As I’m sure you’re all sick of pictures of the sea and beaches by now, we’ve decided to head inland for a couple of days to Addo Elephant National Park and bore you with pictures of animals instead! Breakfast at Beachwalk B&B was very good and very well prepared and it is a good overnight option. We left a very windy PE about 10am and after a quick pit stop for meat and beer, made a quick detour to see the Nelson Mandela bay Stadium, and got back on the road. The trip was very uneventful and not in the slightest scenic and we were quite glad when we got to Addo around noon. We checked in and did the paperwork but could only get access to our chalet at 2pm, so decided to go for a quick game drive.

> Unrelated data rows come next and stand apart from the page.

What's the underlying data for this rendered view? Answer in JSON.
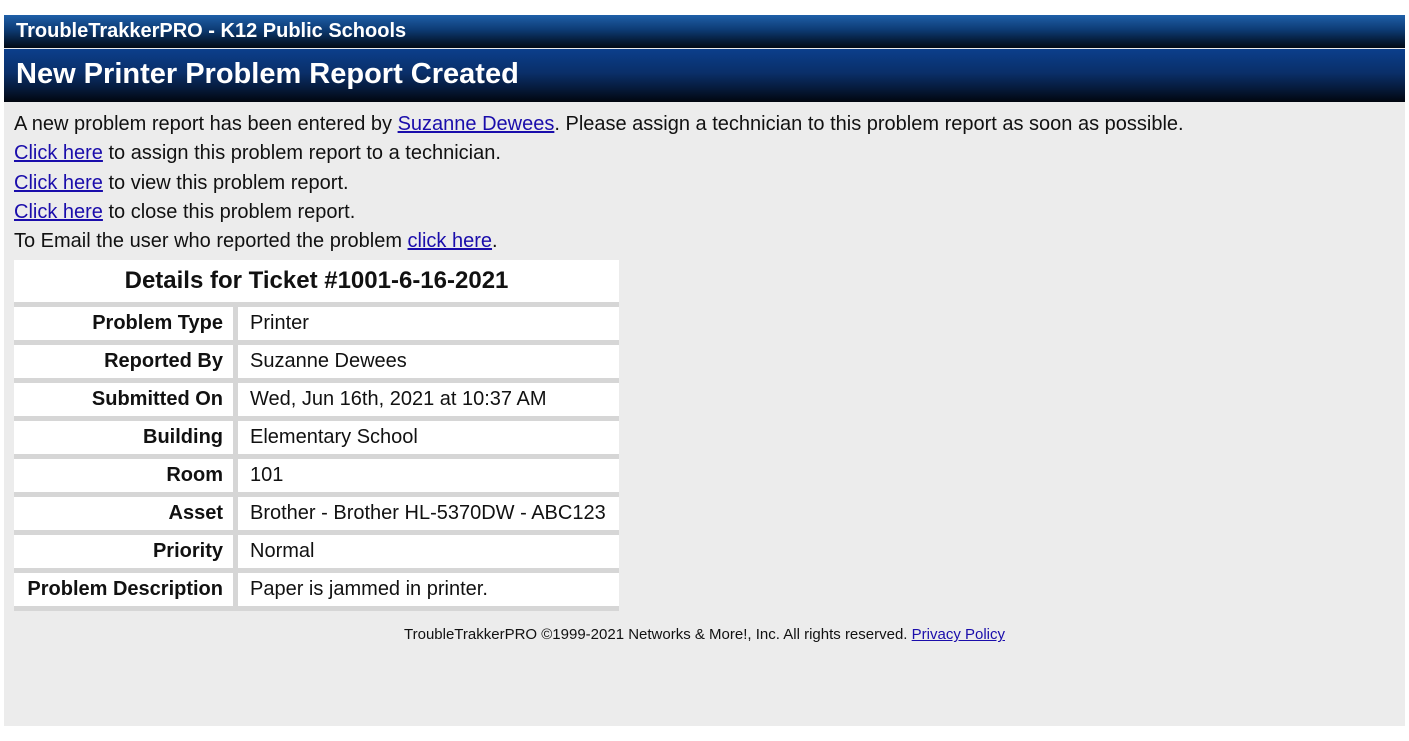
{
  "header": {
    "brand": "TroubleTrakkerPRO - K12 Public Schools",
    "title": "New Printer Problem Report Created"
  },
  "intro": {
    "prefix": "A new problem report has been entered by ",
    "reporter_link": "Suzanne Dewees",
    "suffix": ". Please assign a technician to this problem report as soon as possible."
  },
  "actions": [
    {
      "link": "Click here",
      "text": " to assign this problem report to a technician."
    },
    {
      "link": "Click here",
      "text": " to view this problem report."
    },
    {
      "link": "Click here",
      "text": " to close this problem report."
    }
  ],
  "email": {
    "prefix": "To Email the user who reported the problem ",
    "link": "click here",
    "suffix": "."
  },
  "ticket": {
    "caption": "Details for Ticket #1001-6-16-2021",
    "rows": [
      {
        "label": "Problem Type",
        "value": "Printer"
      },
      {
        "label": "Reported By",
        "value": "Suzanne Dewees"
      },
      {
        "label": "Submitted On",
        "value": "Wed, Jun 16th, 2021 at 10:37 AM"
      },
      {
        "label": "Building",
        "value": "Elementary School"
      },
      {
        "label": "Room",
        "value": "101"
      },
      {
        "label": "Asset",
        "value": "Brother - Brother HL-5370DW - ABC123"
      },
      {
        "label": "Priority",
        "value": "Normal"
      },
      {
        "label": "Problem Description",
        "value": "Paper is jammed in printer."
      }
    ]
  },
  "footer": {
    "copyright": "TroubleTrakkerPRO ©1999-2021 Networks & More!, Inc. All rights reserved. ",
    "privacy_link": "Privacy Policy"
  }
}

We soon spotted a warthog with two babies, a tortoise crossing the road (the first of many it turned out!), and a couple of elephants.
The weather was nice and hot and it is very relaxing driving around the park, slowly, while looking for animals, with no other purpose than seeing what is on offer. In some areas the vegetation is really thick and you’d be hard pressed to spot anything unless it jumped out at you, while other areas are nice and open and you can see for long distances. I managed to spot a warthog chasing a cheeky jackal around, which was probably my highlight of the day! We also saw a secretary bird in the middle of trying to attack something in a bush, but we moved on after it was still bumbling about unsuccessfully after 5 minutes.
We picked up our key from reception and were unpacked by around 3pm. The chalet was quite high up with great views of some open veld in front of us – that I spent hours looking at trying to find animals over the next couple of days! We headed out a bit later for another drive but our earlier session was more successful, and we returned to camp knackered and ready for a cold beer. We made good use of the braai facilities and sat around the fire with a beer until our food was done, which was lovely!
The chalet is pretty well equipped and has most of the things you need for cooking, though you also have the option of eating at the Cattle Baron, which is the local camp restaurant. We ended up in a disabled chalet, and everything was great, with the only problem being that the only mirror in the chalet was at wheelchair height over the bath. Surely disabled people travel with able bodied people who need mirrors as well?